Lors de son point de rentrée, lundi matin, Hervé Marquès a détaillé les grandes orientations politiques et budgétaires de son mandat. Le maire de Sète mise sur la sobriété financière, la rénovation des écoles, un nouveau service de mobilité et un projet culturel majeur autour de Robert Combas. Ces annonces interviennent alors que la ville affiche un endettement global de 88 millions d’euros.

Un budget prudent débattu en novembre

À l’approche du débat d’orientation budgétaire prévu en novembre, Hervé Marquès annonce un virage vers la sobriété et la « vigilance financière ». Après une période marquée par d’importants investissements et de grands travaux, l’exécutif municipal entend marquer une « pause » afin de protéger les finances.
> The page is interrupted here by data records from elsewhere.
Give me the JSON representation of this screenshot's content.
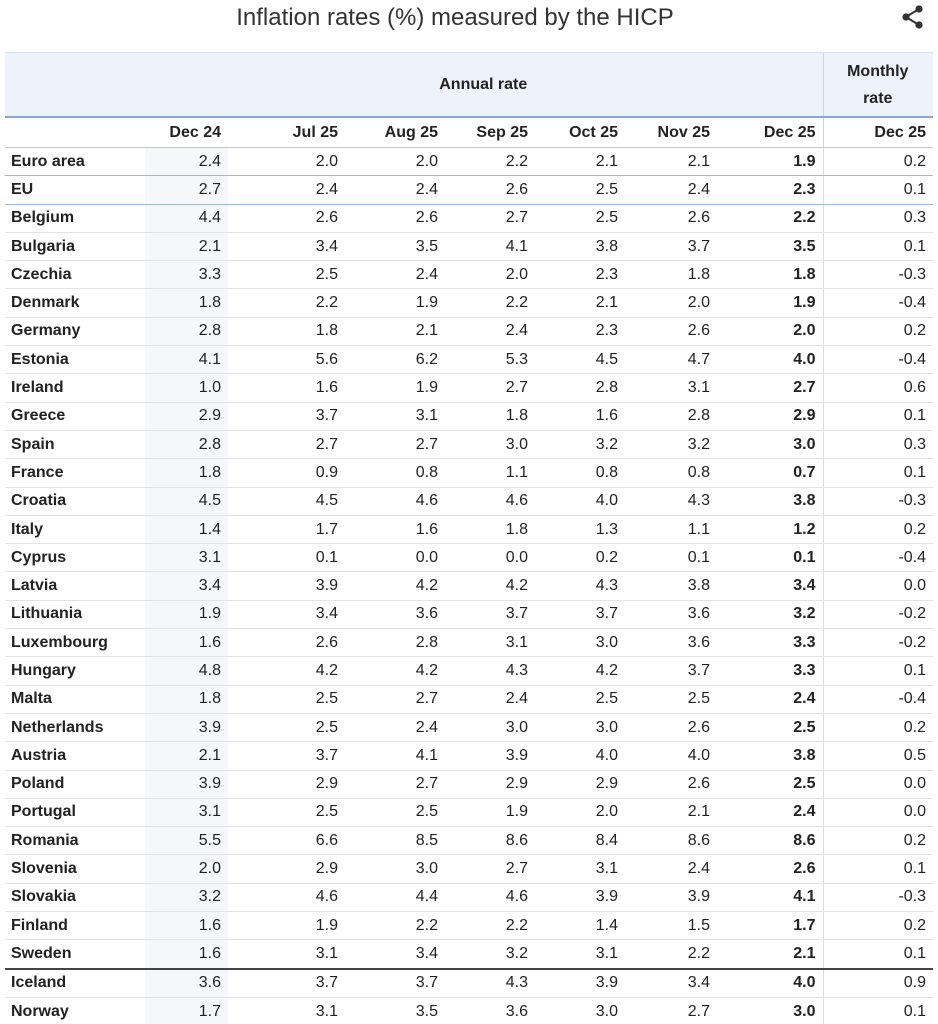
{
  "title": "Inflation rates (%) measured by the HICP",
  "table": {
    "groups": [
      "Annual rate",
      "Monthly rate"
    ],
    "columns": [
      "Dec 24",
      "Jul 25",
      "Aug 25",
      "Sep 25",
      "Oct 25",
      "Nov 25",
      "Dec 25",
      "Dec 25"
    ],
    "rows": [
      [
        "Euro area",
        "2.4",
        "2.0",
        "2.0",
        "2.2",
        "2.1",
        "2.1",
        "1.9",
        "0.2"
      ],
      [
        "EU",
        "2.7",
        "2.4",
        "2.4",
        "2.6",
        "2.5",
        "2.4",
        "2.3",
        "0.1"
      ],
      [
        "Belgium",
        "4.4",
        "2.6",
        "2.6",
        "2.7",
        "2.5",
        "2.6",
        "2.2",
        "0.3"
      ],
      [
        "Bulgaria",
        "2.1",
        "3.4",
        "3.5",
        "4.1",
        "3.8",
        "3.7",
        "3.5",
        "0.1"
      ],
      [
        "Czechia",
        "3.3",
        "2.5",
        "2.4",
        "2.0",
        "2.3",
        "1.8",
        "1.8",
        "-0.3"
      ],
      [
        "Denmark",
        "1.8",
        "2.2",
        "1.9",
        "2.2",
        "2.1",
        "2.0",
        "1.9",
        "-0.4"
      ],
      [
        "Germany",
        "2.8",
        "1.8",
        "2.1",
        "2.4",
        "2.3",
        "2.6",
        "2.0",
        "0.2"
      ],
      [
        "Estonia",
        "4.1",
        "5.6",
        "6.2",
        "5.3",
        "4.5",
        "4.7",
        "4.0",
        "-0.4"
      ],
      [
        "Ireland",
        "1.0",
        "1.6",
        "1.9",
        "2.7",
        "2.8",
        "3.1",
        "2.7",
        "0.6"
      ],
      [
        "Greece",
        "2.9",
        "3.7",
        "3.1",
        "1.8",
        "1.6",
        "2.8",
        "2.9",
        "0.1"
      ],
      [
        "Spain",
        "2.8",
        "2.7",
        "2.7",
        "3.0",
        "3.2",
        "3.2",
        "3.0",
        "0.3"
      ],
      [
        "France",
        "1.8",
        "0.9",
        "0.8",
        "1.1",
        "0.8",
        "0.8",
        "0.7",
        "0.1"
      ],
      [
        "Croatia",
        "4.5",
        "4.5",
        "4.6",
        "4.6",
        "4.0",
        "4.3",
        "3.8",
        "-0.3"
      ],
      [
        "Italy",
        "1.4",
        "1.7",
        "1.6",
        "1.8",
        "1.3",
        "1.1",
        "1.2",
        "0.2"
      ],
      [
        "Cyprus",
        "3.1",
        "0.1",
        "0.0",
        "0.0",
        "0.2",
        "0.1",
        "0.1",
        "-0.4"
      ],
      [
        "Latvia",
        "3.4",
        "3.9",
        "4.2",
        "4.2",
        "4.3",
        "3.8",
        "3.4",
        "0.0"
      ],
      [
        "Lithuania",
        "1.9",
        "3.4",
        "3.6",
        "3.7",
        "3.7",
        "3.6",
        "3.2",
        "-0.2"
      ],
      [
        "Luxembourg",
        "1.6",
        "2.6",
        "2.8",
        "3.1",
        "3.0",
        "3.6",
        "3.3",
        "-0.2"
      ],
      [
        "Hungary",
        "4.8",
        "4.2",
        "4.2",
        "4.3",
        "4.2",
        "3.7",
        "3.3",
        "0.1"
      ],
      [
        "Malta",
        "1.8",
        "2.5",
        "2.7",
        "2.4",
        "2.5",
        "2.5",
        "2.4",
        "-0.4"
      ],
      [
        "Netherlands",
        "3.9",
        "2.5",
        "2.4",
        "3.0",
        "3.0",
        "2.6",
        "2.5",
        "0.2"
      ],
      [
        "Austria",
        "2.1",
        "3.7",
        "4.1",
        "3.9",
        "4.0",
        "4.0",
        "3.8",
        "0.5"
      ],
      [
        "Poland",
        "3.9",
        "2.9",
        "2.7",
        "2.9",
        "2.9",
        "2.6",
        "2.5",
        "0.0"
      ],
      [
        "Portugal",
        "3.1",
        "2.5",
        "2.5",
        "1.9",
        "2.0",
        "2.1",
        "2.4",
        "0.0"
      ],
      [
        "Romania",
        "5.5",
        "6.6",
        "8.5",
        "8.6",
        "8.4",
        "8.6",
        "8.6",
        "0.2"
      ],
      [
        "Slovenia",
        "2.0",
        "2.9",
        "3.0",
        "2.7",
        "3.1",
        "2.4",
        "2.6",
        "0.1"
      ],
      [
        "Slovakia",
        "3.2",
        "4.6",
        "4.4",
        "4.6",
        "3.9",
        "3.9",
        "4.1",
        "-0.3"
      ],
      [
        "Finland",
        "1.6",
        "1.9",
        "2.2",
        "2.2",
        "1.4",
        "1.5",
        "1.7",
        "0.2"
      ],
      [
        "Sweden",
        "1.6",
        "3.1",
        "3.4",
        "3.2",
        "3.1",
        "2.2",
        "2.1",
        "0.1"
      ],
      [
        "Iceland",
        "3.6",
        "3.7",
        "3.7",
        "4.3",
        "3.9",
        "3.4",
        "4.0",
        "0.9"
      ],
      [
        "Norway",
        "1.7",
        "3.1",
        "3.5",
        "3.6",
        "3.0",
        "2.7",
        "3.0",
        "0.1"
      ]
    ]
  }
}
La Ville va ainsi « serrer les boulons » face à un endettement global de 88 M€.

« Pour autant, nous ne sommes pas endettés au sens d’une incapacité de paiement, nous remboursons nos emprunts, mais la prudence s’impose », veut rassurer le maire. Pour l’exercice à venir, les dépenses d’investissement connaîtront une coupe drastique « de près de 50 % », le budget repassant à une enveloppe située entre 18 et 19 M€, contre 32 à 36 M€ par le passé. Hervé Marquès exclut, en outre, d’équilibrer les comptes par une hausse de la fiscalité : « L’objectif est clair, ne pas augmenter les impôts, ni les prélèvements, ni les tarifs de stationnement ». Le maire vise, en revanche, « un resserrement des coûts de fonctionnement interne » pour préserver les capacités d’action de la ville.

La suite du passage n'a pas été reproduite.